Les règles Gmail, Yahoo et Outlook — ce qui a changé
Depuis 2024, la barre n'est plus implicite : les grands fournisseurs publient des exigences chiffrées. Les ignorer, c'est s'exposer à des rejets, plus seulement à un classement en spam.
Authentifier SPF, DKIM et DMARC
Depuis février 2024, tout expéditeur vers des comptes Gmail doit avoir au minimum SPF ou DKIM. Au-delà d'environ 5 000 messages par jour vers Gmail, les trois deviennent obligatoires, avec un alignement DMARC et une politique au moins à p=none1. Yahoo applique des exigences équivalentes2, et Outlook a suivi : depuis le 5 mai 2025, les domaines à fort volume non conformes voient leurs messages rejetés ou basculés en indésirables3.
La désinscription en un clic
Pour les emails marketing, un mécanisme de désinscription en un clic est désormais requis, en plus d'un lien clairement visible dans le corps du message1. L'objectif est simple : qu'un contact lassé se désabonne au lieu de vous signaler comme spam.
Rester sous 0,3 % de plaintes
Le seuil est explicite : si plus de 0,3 % de vos emails sont signalés comme spam, Gmail et Yahoo dégradent votre délivrabilité12. En pratique, mieux vaut viser bien plus bas, autour de 0,1 %, et surveiller ce chiffre dans les outils de chaque fournisseur (Google Postmaster Tools côté Gmail).
« Je n'envoie pas 5 000 emails par jour » n'est pas une dispense. D'abord parce que ces réglages aident tous les expéditeurs, quel que soit le volume. Ensuite parce qu'un seul pic — une grosse campagne ponctuelle — peut suffire à vous faire classer durablement comme expéditeur en volume1.
Deux causes que la technique ne couvre pas, Sendgate s'en charge.
L'authentification se règle dans votre DNS. Mais la sur-sollicitation et l'erreur d'envoi, elles, se jouent au quotidien. Sendgate pose un capping de fréquence par contact — les profils déjà trop sollicités sont retirés avant chaque envoi — et cloisonne les listes par équipe, pour qu'une campagne ne parte jamais à la mauvaise audience. Deux gestes qui protègent directement votre engagement, donc votre réputation. Le tout au-dessus de votre compte Brevo existant.

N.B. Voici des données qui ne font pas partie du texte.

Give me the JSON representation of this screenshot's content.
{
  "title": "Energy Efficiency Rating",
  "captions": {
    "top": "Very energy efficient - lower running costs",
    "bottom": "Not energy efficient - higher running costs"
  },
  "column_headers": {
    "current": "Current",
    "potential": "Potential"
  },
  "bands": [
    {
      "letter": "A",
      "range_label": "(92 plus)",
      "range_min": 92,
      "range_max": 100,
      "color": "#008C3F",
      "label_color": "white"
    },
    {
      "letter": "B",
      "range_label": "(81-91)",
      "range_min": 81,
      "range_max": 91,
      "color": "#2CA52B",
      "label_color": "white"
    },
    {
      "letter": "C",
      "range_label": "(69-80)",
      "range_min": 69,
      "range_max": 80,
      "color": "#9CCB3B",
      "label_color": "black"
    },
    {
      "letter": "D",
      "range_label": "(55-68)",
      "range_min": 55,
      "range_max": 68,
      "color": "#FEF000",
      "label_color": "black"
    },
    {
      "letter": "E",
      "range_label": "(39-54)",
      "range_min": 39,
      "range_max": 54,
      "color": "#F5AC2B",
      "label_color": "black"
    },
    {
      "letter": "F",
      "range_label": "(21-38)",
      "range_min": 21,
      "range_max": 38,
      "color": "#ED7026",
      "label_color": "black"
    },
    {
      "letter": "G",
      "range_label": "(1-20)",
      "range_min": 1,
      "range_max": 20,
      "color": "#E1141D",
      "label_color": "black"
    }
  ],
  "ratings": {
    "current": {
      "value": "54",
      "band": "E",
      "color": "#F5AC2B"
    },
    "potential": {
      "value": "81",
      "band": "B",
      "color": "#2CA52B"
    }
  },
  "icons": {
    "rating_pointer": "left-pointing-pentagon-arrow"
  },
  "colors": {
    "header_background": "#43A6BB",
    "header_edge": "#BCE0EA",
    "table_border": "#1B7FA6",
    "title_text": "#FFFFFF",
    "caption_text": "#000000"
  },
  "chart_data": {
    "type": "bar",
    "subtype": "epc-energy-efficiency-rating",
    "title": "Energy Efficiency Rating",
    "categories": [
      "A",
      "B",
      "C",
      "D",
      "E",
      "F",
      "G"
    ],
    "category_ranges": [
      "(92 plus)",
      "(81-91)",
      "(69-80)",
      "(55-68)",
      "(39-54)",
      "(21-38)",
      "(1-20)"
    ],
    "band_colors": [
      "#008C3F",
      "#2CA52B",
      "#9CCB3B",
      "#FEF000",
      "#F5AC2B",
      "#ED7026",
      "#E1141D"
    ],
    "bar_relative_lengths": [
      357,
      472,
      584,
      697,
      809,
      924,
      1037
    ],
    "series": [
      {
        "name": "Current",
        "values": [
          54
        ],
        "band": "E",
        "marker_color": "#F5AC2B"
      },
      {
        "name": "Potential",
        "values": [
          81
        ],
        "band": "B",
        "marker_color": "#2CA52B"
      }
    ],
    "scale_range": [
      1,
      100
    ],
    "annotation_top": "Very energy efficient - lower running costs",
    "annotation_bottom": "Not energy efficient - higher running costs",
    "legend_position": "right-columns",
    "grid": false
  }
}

Découvrir Sendgate →HubSpot → Brevo · Non affilié à Brevo ni HubSpot
Comment sortir des spams — le plan
Dans l'ordre, du plus structurel au plus fin. Ne sautez pas le diagnostic : il évite de corriger ce qui n'est pas cassé.
Diagnostiquer
Envoyez un message test à un outil d'analyse, lisez les en-têtes d'un email reçu et ouvrez Postmaster Tools. Vous saurez si SPF, DKIM et DMARC passent, et où en est votre taux de plainte.
Authentifier
Publiez SPF, DKIM et DMARC dans votre DNS, alignés sur le domaine du champ « De ». Commencez DMARC en p=none pour observer avant de durcir.
Nettoyer la liste
Retirez les adresses invalides, les bounces durs et les contacts inactifs depuis plusieurs mois. Une liste plus courte mais vivante délivre mieux qu'une grosse liste morte.
Faciliter la désinscription
Activez la désinscription en un clic et rendez le lien visible. Un désabonnement vaut toujours mieux qu'une plainte.
Réduire la pression
Segmentez par engagement, espacez les envois sur les contacts qui ne lisent plus, et posez un plafond de fréquence pour ne sur-solliciter personne.
Mesurer, puis ajuster
Si le domaine est neuf, montez le volume progressivement. Puis suivez ouvertures, plaintes et bounces dans le temps : la réputation se répare lentement, mais elle se répare.
Ne faites pas passer DMARC en p=reject sans avoir lu vos rapports au préalable. Une politique trop stricte, posée à l'aveugle, bloque aussi vos propres envois légitimes — newsletters, factures, notifications comprises.
À retenir
Un email part en spam d'abord pour ce que vous êtes aux yeux de la messagerie, pas pour les mots que vous employez. L'ordre des priorités est clair : authentifier le domaine, garder une liste propre, préserver l'engagement, et faciliter la désinscription.
Les règles Gmail, Yahoo et Outlook ont rendu ce socle obligatoire pour les expéditeurs en volume : SPF, DKIM, DMARC, désinscription en un clic, et moins de 0,3 % de plaintes. C'est le plancher, pas l'objectif.
Reste le levier que la technique ne règle pas : la fréquence. Trop d'envois, ou trop d'envois aux mauvaises personnes, érodent l'engagement et finissent par tout faire basculer. C'est souvent là que se gagne, ou se perd, la boîte de réception.
Questions fréquentes
Les « spam words » existent-ils vraiment ?
Comment savoir si mes emails partent en spam ?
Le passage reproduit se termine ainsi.